Review Summary: 8-bit, ambient-techno horror about a video-arcade that turns unsuspecting visitors into the undead. What's not to love?
Here’s a treat: initially just ambient-dub but now retro sci-fi infused project Woob has released a sonic psychological thriller about a small town video arcade that springs to life after midnight and transforms all visitors into the undead.
As fans have pointed out, this seems to be an adaption of the original Polybius myth: in which an arcade machine would induce nightmares, seizures and hallucinations in ‘80s Portland, with “men in black” periodically arriving to “collect data” for some shadowy US government institution. All records of Polybius were later “written out of history”, and likewise
Adaption is being taken offline 90 days after its initial release. Both stories share the same primitive core: our fear of the subconscious power of videogames.
I listen to
Adaption and I laugh. Not for the reason you’d expect – that due to our generation’s generous diet of stand-up comedy, panel shows and The Simpsons it is easy to think things only exist insofar as we can ridicule them – but because it’s fun.
Adaption’s popcorn-flick world is created with an admirable sincerity, complete with sickly saturated “atmospheric” synths and authentically basic, albeit carefully textured arcade melodies. Made to mimic the sound of ‘80s sci-fi with a knowingly playful, almost mock-horror twist, the album can sound like the original Tron re-imagined by a particularly sugar-high Guillermo del Toro.
“I tried and I failed“, says a terrified woman at the beginning of “Adaption“,
“I feel like I was out of control”. You kind of get the point – Adaption pulls no punches and the fact it seems to be so incredibly serious only makes it better. The album is retro in intention as well as sounds: stripping away modern irony for a purely indulgent take on one of the more bizarre times of our cultural history. The spaces of ambience dotted throughout
Adaptions are not a chance to giggle at the absurdity but a wholly honest attempt at world-building that is successful to the extent its listeners can remember how to stop being so uptight.
When
Adaption leaps into the virtual nightmare, Woob flip straight from ‘80s sci-fi ambience to the kind of pulsing 8-bit techno that puts most attempts at videogame-inspired music to shame. The barely-bearded manchildren huddled over Gameboy mods in tiny, empty clubs can only dream of the siren-like quality of "Stay Hidden – Adaption Part II". On one hand, the pulsating, militant growl of bass: the soundtrack to a thousand boss fights but, in the interim between the arcade era and now, more of a raver’s call to arms. On the other, crashed 8-bit blips, always increasing in intensity, vividly recreating that very real needle-in-the-arm dopamine crescendo of the perfectly addictive videogame experience.

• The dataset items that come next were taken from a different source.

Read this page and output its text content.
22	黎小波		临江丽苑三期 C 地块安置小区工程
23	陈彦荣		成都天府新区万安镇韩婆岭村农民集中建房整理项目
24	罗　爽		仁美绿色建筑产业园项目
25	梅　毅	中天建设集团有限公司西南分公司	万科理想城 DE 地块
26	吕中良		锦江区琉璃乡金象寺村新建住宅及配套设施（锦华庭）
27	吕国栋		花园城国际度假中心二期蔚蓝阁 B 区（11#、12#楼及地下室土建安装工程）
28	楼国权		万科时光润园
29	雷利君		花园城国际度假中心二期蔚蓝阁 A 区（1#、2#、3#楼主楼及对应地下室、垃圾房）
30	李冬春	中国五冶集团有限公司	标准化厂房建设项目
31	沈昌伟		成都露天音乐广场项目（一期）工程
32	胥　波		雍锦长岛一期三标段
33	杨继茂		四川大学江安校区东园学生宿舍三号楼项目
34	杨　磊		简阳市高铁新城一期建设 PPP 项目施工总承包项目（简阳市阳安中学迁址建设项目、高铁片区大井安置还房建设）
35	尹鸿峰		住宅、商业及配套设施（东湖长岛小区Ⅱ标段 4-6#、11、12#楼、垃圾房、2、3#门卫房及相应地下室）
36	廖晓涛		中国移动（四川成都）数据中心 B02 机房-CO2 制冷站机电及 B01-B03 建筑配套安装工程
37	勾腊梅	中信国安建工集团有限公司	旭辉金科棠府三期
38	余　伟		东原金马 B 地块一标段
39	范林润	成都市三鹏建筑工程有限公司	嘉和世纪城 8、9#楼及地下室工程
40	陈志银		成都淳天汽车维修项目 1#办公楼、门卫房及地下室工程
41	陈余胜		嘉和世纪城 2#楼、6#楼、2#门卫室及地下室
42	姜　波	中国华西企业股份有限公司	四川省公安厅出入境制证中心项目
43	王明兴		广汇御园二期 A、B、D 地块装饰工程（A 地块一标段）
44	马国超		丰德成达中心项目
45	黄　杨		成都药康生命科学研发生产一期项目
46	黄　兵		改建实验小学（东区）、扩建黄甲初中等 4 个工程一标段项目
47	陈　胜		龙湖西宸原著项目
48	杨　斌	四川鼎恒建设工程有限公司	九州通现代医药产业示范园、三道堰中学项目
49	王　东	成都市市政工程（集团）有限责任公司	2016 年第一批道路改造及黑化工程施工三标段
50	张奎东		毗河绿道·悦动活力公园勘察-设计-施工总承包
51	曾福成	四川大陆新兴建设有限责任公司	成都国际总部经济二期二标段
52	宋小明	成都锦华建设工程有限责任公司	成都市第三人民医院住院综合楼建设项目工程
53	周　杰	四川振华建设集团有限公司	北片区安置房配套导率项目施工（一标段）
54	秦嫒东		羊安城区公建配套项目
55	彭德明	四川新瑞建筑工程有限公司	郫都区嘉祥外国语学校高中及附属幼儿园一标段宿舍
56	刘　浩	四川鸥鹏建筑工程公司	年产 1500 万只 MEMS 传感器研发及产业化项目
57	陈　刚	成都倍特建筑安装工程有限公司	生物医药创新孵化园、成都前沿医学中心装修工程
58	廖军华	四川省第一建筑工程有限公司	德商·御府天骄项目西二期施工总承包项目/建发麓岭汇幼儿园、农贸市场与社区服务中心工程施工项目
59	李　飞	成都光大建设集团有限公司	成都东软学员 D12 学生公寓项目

A feeling of complete nirvana for the boy before the arcade machine, but one that’s come to be associated with something much worse for those of us who have had to fight for self-control: danger.
This is the genius of
Adaption – the horror is self-made. Woob steal decades of gaming industry experience to strike where we are weakest, and our response to our own unconscious, uncontrollable thrill is rightfully one of unease.
The brunt of
Adaption’s significance is only possible now. It relies on our knowledge of an ever-growing industry which profits by getting us hooked to virtual realities, of our awareness of psychological studies on the overpowering influence of unconscious instinct, of psychoanalysis, and our lack of self-control. The legend of Polybius seems quaint in a world where people fill in surveys to sell their personal data for virtual currency, or spend a month’s worth of pay on Farmville. Charlie Brooker can say that Twitter is the most influential videogame ever and we can agree – our instincts are on a leash, held by men with bad intentions, and anyone who’s done the smallest amount of research can join in.For all intense and purposes the unaware are zombies: not in control of their own actions;
Adaption wants to emulate an urban legend from the '80s but in 2015 it can only mean so much more.
Because the horror of
Adaption lingers in its meta connotations, the fear of our present state fails to distract from the fact that, on its own terms, the album is still highly entertaining. Our descent into dopamine euphoria is completely guilt-free in a context where Woob only want us to indulge in a bit of cultural nostalgia for an arcade legend we have perhaps vaguely heard of and a genre of cinema that barely continues to exist. Nevertheless, the fact
Adaption is simultaneously light-entertainment and heavy-thought food, and our unmistakable resistance to being dragged into this sonic world, is a quality the album would be much weaker without.